Растительность на берегах стала богаче, красочнее. Среди садов мелькали белые куртки корейцев.

Но все, что видел Мышкин, просеивалось в его сознании, как песок сквозь сито. Чем ближе к Владивостоку, тем гуще становилась тень от прошлых неудач. Тревожила и история со станичным атаманом: он узнает нас по приметам розыскного листа и направит поиск во Владивосток!

И Мышкин решил сойти с парохода в Раздольной, верст шестьдесят не доезжая Владивостока.

— Лишняя осторожность не помешает, — согласился Хрущев, не понимая, что для них это не «лишняя осторожность», а единственный путь к спасению.

В Раздольной они наняли лошадей и поздно вечером приехали во Владивосток.

Остановились в плохоньком трактире, заночевали, а на другой день, позавтракав, пошли к Золотому Рогу.

На рейде много кораблей. Флаги — разноцветные, с крестами и с полосами. На берегу толчея: грузят на корабли, выгружают с кораблей, возят тюки из города, отвозят тюки в город. Грохочут цепи, гудят гудки, скрежещут лебедки. Около кабаков шумят пьяные матросы; китайцы стоят кучками и многозначительно молчат. Таможенные стражники и городовые шныряют во все стороны — прислушиваются, присматриваются.

Разговорившись с пожилым матросом, Мышкин узнал, что завтра в полдень уходит в Америку японский грузовой пароход.

— Берет пассажиров, — заверил матрос. — Для богатых у него кают нет, а вот для таких, как вы, найдется уголок.

И из сердца Мышкина ушла тревога: они заночуют у себя в трактире, притаятся, а завтра…

Хрущев купил два апельсина.

— Сроду не ел, — оправдывался он перед Мышкиным за трату из общего капитала. — Хочу попробовать, что это за фрукт. — Один апельсин он протянул Мышкину. — Получай свою долю.

Мышкин улыбнулся: ребенок.

— Можешь и мою долю съесть, я не люблю апельсинов. Вот приедем в Америку, я тебя там ананасом попотчую, вот это фрукт!

— Неужели вкуснее апельсина?

— Во сто крат!

— Чудеса!

Они вышли из бухты и переулками, где меньше народу, вернулись в трактир.

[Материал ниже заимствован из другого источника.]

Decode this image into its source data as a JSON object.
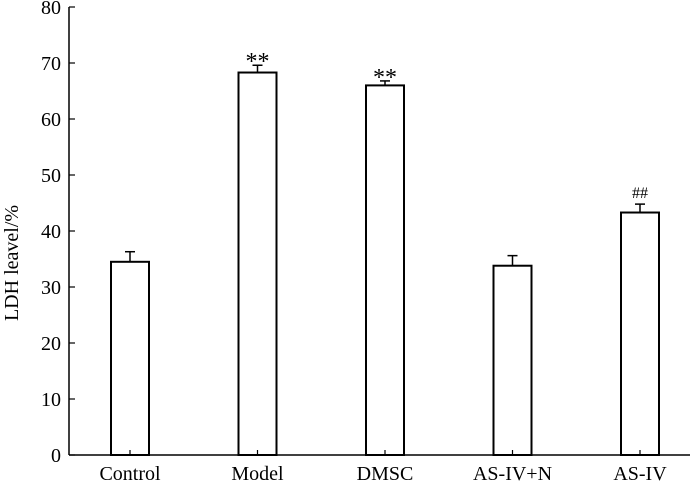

Мышкин распахнул дверь… и знакомое чувство опасности холодом влилось в сердце. Перехватило дыхание, потемнело в глазах: на стуле, поставив шашку между ног, сидел жандарм.

— Пожалуйте в управление, — сказал он, поднявшись.

Случилось то, чего Мышкин опасался: их опередили розыскные листы! Их ждали, за ними следили!

Вышли на улицу.

Мышкин заметил: шпики и городовые уже обхватили дом полукольцом.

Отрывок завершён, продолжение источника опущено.